How would I remove complex words from my generation like xargs, which has token id [87, 22046] either by using logit_bias (a bit confused on how the dictionary should be structured then) or by using an instruction in the prompt (have been using this but it still creeps in the output generation once in a while and I would really really want to not generate it) ?
you can use this form to specify a token you don’t want, you can add more to the list, but the 87 looks like it might be pretty common, so stick to the rarer one. Also give it a temp above 0 to give it some wiggle room in creating new replies without that token.
openai.ChatCompletion.create(
model="gpt-3.5-turbo",
logit_bias= {"22046":-100},
temperature= 0.5,
messages=[{"role": "user", "content": "Do all the things"}]
)
Lemme check this out and see how it does. I am a bit hesitant to raise the temperature because of how deterministic i want the output to be but some wiggle room can be afforded. Thanks !
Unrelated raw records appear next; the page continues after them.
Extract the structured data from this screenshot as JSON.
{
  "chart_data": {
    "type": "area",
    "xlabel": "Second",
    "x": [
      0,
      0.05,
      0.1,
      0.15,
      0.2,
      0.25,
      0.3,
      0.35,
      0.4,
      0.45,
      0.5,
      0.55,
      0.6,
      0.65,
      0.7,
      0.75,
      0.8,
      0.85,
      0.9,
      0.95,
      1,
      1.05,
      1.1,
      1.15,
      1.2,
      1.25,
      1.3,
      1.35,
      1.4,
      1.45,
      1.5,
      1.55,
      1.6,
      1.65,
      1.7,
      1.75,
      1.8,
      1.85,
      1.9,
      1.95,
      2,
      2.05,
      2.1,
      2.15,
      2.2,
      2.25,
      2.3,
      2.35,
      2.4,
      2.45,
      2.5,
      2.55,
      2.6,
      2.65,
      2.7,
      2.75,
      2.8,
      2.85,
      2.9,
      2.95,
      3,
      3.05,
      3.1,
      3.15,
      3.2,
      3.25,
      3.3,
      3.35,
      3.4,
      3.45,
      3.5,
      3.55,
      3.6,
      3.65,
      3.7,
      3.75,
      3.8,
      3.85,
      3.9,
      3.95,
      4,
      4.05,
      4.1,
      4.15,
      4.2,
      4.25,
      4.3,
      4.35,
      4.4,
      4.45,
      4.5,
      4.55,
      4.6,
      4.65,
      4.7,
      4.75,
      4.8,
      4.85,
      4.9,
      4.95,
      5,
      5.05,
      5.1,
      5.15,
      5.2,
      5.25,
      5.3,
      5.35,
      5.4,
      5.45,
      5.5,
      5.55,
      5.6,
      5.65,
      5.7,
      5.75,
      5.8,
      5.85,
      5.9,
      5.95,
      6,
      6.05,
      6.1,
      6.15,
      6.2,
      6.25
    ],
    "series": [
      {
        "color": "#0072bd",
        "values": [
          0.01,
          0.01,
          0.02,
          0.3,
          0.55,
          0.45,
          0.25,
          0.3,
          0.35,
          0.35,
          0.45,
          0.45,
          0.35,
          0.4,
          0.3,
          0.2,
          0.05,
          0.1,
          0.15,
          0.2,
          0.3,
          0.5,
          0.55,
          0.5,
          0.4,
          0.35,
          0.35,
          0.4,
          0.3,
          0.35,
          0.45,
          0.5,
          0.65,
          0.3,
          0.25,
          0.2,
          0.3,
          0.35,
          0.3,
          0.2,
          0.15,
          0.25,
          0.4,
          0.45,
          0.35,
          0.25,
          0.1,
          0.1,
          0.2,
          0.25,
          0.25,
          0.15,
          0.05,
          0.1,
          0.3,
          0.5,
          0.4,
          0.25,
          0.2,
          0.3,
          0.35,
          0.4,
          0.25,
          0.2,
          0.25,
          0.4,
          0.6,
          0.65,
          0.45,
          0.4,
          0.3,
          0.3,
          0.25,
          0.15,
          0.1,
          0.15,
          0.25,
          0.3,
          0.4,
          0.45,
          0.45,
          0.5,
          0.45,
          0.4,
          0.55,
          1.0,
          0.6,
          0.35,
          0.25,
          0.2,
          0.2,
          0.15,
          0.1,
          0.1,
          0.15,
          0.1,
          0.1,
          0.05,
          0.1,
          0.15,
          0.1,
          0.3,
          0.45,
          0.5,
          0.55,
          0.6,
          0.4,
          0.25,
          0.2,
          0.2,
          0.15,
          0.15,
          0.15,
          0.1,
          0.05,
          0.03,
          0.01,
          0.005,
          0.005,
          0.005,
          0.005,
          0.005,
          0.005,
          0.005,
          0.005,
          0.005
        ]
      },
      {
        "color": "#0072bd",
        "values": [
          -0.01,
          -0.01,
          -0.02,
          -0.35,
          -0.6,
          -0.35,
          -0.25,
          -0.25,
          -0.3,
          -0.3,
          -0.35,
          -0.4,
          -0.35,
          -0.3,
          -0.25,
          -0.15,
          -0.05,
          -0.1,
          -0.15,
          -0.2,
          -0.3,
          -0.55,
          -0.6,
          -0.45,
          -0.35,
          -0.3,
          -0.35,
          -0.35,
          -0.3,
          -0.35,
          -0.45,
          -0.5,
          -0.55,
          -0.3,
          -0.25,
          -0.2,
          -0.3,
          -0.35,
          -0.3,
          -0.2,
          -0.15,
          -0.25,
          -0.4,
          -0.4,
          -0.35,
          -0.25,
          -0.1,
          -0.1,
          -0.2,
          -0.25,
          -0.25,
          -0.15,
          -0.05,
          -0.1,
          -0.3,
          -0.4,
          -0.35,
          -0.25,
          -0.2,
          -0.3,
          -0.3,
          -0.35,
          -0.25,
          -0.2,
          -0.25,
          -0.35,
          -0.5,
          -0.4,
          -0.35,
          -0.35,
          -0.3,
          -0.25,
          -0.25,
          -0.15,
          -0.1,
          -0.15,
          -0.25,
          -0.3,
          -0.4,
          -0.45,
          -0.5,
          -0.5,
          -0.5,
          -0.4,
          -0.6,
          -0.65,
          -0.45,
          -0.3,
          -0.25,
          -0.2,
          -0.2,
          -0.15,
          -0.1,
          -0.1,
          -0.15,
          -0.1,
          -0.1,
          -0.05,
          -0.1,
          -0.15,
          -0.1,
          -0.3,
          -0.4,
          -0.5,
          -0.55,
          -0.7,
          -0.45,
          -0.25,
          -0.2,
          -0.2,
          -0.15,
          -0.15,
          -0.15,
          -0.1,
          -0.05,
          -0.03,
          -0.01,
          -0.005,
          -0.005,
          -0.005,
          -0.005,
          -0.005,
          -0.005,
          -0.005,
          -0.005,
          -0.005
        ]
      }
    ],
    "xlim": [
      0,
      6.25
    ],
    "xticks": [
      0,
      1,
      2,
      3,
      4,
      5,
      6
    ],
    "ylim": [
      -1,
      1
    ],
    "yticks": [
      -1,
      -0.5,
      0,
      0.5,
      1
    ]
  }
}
Good point made by @_j there, you seem to have used the OpenAI tokenizer site to generate your token ID, that is not using the latest tokenizer model. TikToken library from OpenAI can correct this for you when using the cl100k model. see :
What would likely happen is that it produces the x as expected where it is expected, but then the next token is prohibited so it will revert to the next highest weighted token.
After done having fun with logit_bias as a parameter, then you get to make more forceful prompting.